Como qualquer reação emocional desequilibrada, devemos combatê-la com uma boa dose de razão. O medo serve como um sinal. Se ele está sinalizando que o produto ou serviço que você quer oferecer ainda não está pronto, por hora esse medo tem valor e merece atenção. A partir do momento que você realmente acha que fez o melhor, ou está disposto a testar, e corrigir eventuais erros ao longo do caminho, ai o medo não mais te serve.

2. Falta de confiança e auto-estima

Em muitos casos ele está relacionado à falta de confiança e baixa auto-estima: “eu não sou nada”, “eu não mereço sucesso, eu não valho tanto”. Poderia falar bastante sobre isso, mas vamos com a versão resumida – Você vale sim. Muito. Tanto quanto você mesmo(a) desejar e acreditar. Você tem um valor intrínseco e mais do que isso, é capaz de aprender e se desenvolver e gerar mais valor pros outros.

Se você escolheu fazer algo e realmente acredita no que fez, então você investiu nisso e deve cuidar da sua criação, especialmente no momento em que ela está mais frágil e dependente de proteção – quando nasce. Pode ser que a raiz da baixa auto-confiança seja a falta de um amor incondicional dos pais na primeira infância. A criança tinha que provar seu valor constantemente e cresceu insegura, tendo que se validar, não sei.
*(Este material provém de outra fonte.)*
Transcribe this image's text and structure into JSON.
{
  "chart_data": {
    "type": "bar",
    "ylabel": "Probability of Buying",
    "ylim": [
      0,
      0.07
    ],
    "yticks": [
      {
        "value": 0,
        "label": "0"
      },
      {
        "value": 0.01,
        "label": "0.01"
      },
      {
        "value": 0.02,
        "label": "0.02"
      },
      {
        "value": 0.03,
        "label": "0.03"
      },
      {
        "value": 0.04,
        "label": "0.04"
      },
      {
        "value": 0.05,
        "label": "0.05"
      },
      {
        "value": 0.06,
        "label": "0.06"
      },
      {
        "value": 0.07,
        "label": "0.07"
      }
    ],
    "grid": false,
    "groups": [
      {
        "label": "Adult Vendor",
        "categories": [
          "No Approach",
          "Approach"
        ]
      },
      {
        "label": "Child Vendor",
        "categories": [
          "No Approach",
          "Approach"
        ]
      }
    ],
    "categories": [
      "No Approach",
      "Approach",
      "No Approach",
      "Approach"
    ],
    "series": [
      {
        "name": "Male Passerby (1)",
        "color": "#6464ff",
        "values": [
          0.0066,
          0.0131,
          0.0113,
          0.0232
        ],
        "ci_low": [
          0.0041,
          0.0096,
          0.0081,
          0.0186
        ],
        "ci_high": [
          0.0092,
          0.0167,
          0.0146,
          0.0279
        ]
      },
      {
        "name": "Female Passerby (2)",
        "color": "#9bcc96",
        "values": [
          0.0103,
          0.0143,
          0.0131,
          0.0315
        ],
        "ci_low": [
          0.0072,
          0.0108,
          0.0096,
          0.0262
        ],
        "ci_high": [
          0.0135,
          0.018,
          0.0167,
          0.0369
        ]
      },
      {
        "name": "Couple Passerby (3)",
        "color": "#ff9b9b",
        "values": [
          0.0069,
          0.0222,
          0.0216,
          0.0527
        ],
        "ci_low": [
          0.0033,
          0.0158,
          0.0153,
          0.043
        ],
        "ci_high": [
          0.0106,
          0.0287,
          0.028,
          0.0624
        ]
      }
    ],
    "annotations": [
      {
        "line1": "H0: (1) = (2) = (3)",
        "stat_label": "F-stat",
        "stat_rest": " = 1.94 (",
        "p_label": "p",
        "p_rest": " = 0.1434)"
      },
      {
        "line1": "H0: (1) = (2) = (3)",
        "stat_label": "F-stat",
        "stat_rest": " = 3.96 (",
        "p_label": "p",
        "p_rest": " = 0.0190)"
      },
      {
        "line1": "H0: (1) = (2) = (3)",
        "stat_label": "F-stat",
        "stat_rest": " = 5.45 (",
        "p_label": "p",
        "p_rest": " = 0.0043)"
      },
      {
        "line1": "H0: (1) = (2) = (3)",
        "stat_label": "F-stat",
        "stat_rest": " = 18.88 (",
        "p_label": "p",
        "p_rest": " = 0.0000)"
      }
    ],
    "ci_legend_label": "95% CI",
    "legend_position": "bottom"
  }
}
Parte do amadurecer é superar, não esquecer, mas superar esses traumas.

Não adianta esperar a confiança ou reafirmação vir de fora se ela não existe dentro, o caminho é o oposto. Eu acredito tanto em algo que essa verdade extrapola pra fora de mim. É um ciclo estranho. Você precisa de mais confiança quando menos tem. Depois que a criação está no mundo, seu livro é um best-seller ou seu  serviço tem mil críticas positivas, ai é fácil ser confiante, mas também já não é mais necessário. Você precisa ser capaz de prover a confiança para contaminar todos do seu ponto de vista, os autênticos motivos de porque criou isso, pra quem isso é uma solução – o famoso “campo de distorção da realidade” do Steve Jobs. Ele era tão confiante do que poderia fazer, que não aceitava um não, ia até o fim e convencia todo mundo de que era possível.

3. Não querer ser chato

Todos já tiveram a experiência de alguém tentando vender algo que não queria comprar. É desagradável e muitos decidem que nunca querem ser essa pessoa. Bom, a verdade é que essa pessoa não estava sendo chata porque estava vendendo algo, essa pessoa era chata e estava vendendo algo. Ela continuaria sendo chata se não estivesse vendendo. Algumas estavam apenas passando adiante a chatice de outros (por meio de um script de vendas ou sendo forçadas por um manual ou treinamento a agir assim). Isso não é vender, é uma estratégia mais próxima da força bruta – que em alguns casos gera resultados. O chato é a clara dissonância entre os interesses de quem vende pra os de quem é vendido. É o problema de ver alguém como um meio apenas, e não como um ser completo. E a tentativa de manipular o outro, se dar bem em cima dele ou dela.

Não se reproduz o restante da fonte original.